In the Friday of that week, just two per cent of our power came from all those forests of windmills which cost us so much and make such a mess of the landscape.

A surprising­ly large part of the rest was made up of nuclear (just over 25 per cent) and gas (just under 55 per cent) with a small amount sent across from France and the Netherland­s by undersea cable.

With coal gone, as it soon will be, and as our worn-out nuclear stations close as well, what are we going to do? Solar power, in midwinter? We are not building any new gas generators, new nuclear plants are many years away, and the wind often doesn’t blow much in very cold weather. France’s nuclear systems are getting old and are breaking down more and more frequently.

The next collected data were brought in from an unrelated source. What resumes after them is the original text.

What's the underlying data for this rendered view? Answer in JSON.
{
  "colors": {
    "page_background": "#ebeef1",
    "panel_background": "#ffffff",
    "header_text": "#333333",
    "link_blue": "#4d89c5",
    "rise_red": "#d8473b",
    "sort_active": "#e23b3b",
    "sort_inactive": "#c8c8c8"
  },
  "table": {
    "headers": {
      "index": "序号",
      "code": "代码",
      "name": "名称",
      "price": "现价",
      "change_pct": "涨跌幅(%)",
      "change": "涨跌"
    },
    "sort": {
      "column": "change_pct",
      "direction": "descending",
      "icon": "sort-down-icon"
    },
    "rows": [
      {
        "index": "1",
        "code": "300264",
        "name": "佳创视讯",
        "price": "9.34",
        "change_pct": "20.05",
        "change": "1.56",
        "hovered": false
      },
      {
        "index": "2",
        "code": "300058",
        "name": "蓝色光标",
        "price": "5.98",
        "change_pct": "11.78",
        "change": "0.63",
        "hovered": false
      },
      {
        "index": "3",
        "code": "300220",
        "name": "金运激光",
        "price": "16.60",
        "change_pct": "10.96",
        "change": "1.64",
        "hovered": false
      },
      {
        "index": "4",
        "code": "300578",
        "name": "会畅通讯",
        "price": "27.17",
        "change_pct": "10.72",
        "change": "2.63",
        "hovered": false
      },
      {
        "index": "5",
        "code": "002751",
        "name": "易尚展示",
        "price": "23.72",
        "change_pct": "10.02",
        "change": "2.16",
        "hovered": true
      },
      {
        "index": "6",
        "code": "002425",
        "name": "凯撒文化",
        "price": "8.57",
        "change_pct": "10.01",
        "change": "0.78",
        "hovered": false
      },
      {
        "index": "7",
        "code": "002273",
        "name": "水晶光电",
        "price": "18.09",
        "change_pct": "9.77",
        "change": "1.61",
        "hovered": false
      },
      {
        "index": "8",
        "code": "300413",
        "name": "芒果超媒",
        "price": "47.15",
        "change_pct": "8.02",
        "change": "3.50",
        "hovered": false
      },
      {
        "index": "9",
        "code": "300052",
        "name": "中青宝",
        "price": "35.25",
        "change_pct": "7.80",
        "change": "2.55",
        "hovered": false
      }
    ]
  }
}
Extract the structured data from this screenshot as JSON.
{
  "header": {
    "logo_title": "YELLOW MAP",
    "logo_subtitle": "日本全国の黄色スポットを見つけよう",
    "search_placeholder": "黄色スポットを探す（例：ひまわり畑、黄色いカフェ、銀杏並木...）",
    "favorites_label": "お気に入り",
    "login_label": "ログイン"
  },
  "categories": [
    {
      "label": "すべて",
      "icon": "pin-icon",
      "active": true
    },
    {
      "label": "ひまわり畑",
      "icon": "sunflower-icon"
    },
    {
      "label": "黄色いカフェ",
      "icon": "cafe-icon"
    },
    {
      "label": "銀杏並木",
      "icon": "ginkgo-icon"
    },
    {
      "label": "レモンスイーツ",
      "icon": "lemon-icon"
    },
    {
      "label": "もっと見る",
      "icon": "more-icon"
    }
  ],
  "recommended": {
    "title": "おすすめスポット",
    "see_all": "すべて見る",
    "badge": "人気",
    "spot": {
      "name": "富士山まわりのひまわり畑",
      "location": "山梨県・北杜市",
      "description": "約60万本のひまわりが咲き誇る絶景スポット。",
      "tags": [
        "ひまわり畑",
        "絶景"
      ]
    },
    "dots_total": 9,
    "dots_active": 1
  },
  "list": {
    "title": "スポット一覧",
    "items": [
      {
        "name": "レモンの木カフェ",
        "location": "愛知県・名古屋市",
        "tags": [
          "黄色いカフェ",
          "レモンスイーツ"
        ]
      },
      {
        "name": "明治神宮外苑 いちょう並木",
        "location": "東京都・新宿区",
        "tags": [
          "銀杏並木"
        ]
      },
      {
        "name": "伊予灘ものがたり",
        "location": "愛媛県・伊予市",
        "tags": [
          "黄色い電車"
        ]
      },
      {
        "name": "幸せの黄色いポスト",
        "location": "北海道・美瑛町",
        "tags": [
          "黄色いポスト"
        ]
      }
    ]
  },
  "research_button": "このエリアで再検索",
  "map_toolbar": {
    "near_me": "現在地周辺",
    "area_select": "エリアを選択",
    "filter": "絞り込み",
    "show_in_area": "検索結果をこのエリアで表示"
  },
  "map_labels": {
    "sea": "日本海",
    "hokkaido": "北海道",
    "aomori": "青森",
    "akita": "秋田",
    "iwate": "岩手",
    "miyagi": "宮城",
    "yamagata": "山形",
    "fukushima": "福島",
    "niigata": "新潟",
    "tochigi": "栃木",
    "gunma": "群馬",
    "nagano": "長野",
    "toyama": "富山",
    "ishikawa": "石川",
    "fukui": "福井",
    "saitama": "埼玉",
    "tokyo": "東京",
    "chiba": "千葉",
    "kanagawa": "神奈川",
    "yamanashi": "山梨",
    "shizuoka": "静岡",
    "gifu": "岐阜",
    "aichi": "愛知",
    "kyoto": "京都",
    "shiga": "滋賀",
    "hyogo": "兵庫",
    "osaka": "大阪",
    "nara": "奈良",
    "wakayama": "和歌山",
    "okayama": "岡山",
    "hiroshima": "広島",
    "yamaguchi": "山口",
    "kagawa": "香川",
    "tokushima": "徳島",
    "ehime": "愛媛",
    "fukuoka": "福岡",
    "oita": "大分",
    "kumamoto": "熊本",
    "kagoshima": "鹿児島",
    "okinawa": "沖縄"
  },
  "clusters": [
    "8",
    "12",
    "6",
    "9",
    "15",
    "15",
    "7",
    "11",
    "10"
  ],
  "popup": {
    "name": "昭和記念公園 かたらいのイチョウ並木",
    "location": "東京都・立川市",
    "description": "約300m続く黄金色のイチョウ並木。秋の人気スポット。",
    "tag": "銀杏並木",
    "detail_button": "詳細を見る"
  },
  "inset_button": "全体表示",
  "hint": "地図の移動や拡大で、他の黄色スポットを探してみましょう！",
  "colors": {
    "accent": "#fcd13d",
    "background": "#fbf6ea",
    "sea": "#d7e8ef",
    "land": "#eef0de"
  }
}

Any company or householde­r looking at figures like these would worry, and act. Yet we do neither. It is because our elite’s minds are closed by Warmist dogma. Quite soon, sensible people will be buying their own private generators, as they do in Third World countries.

I’M NOT sure why the Government is so chipper about the big Commons vote for beginning the process of leaving the EU. One of the rules of politics is that really big majorities, like very long-standing ovations, are signs that people are concealing their real feelings. It is in the late-night sessions, the committees and the lobbies that the pro-EU MPs will try to frustrate the process.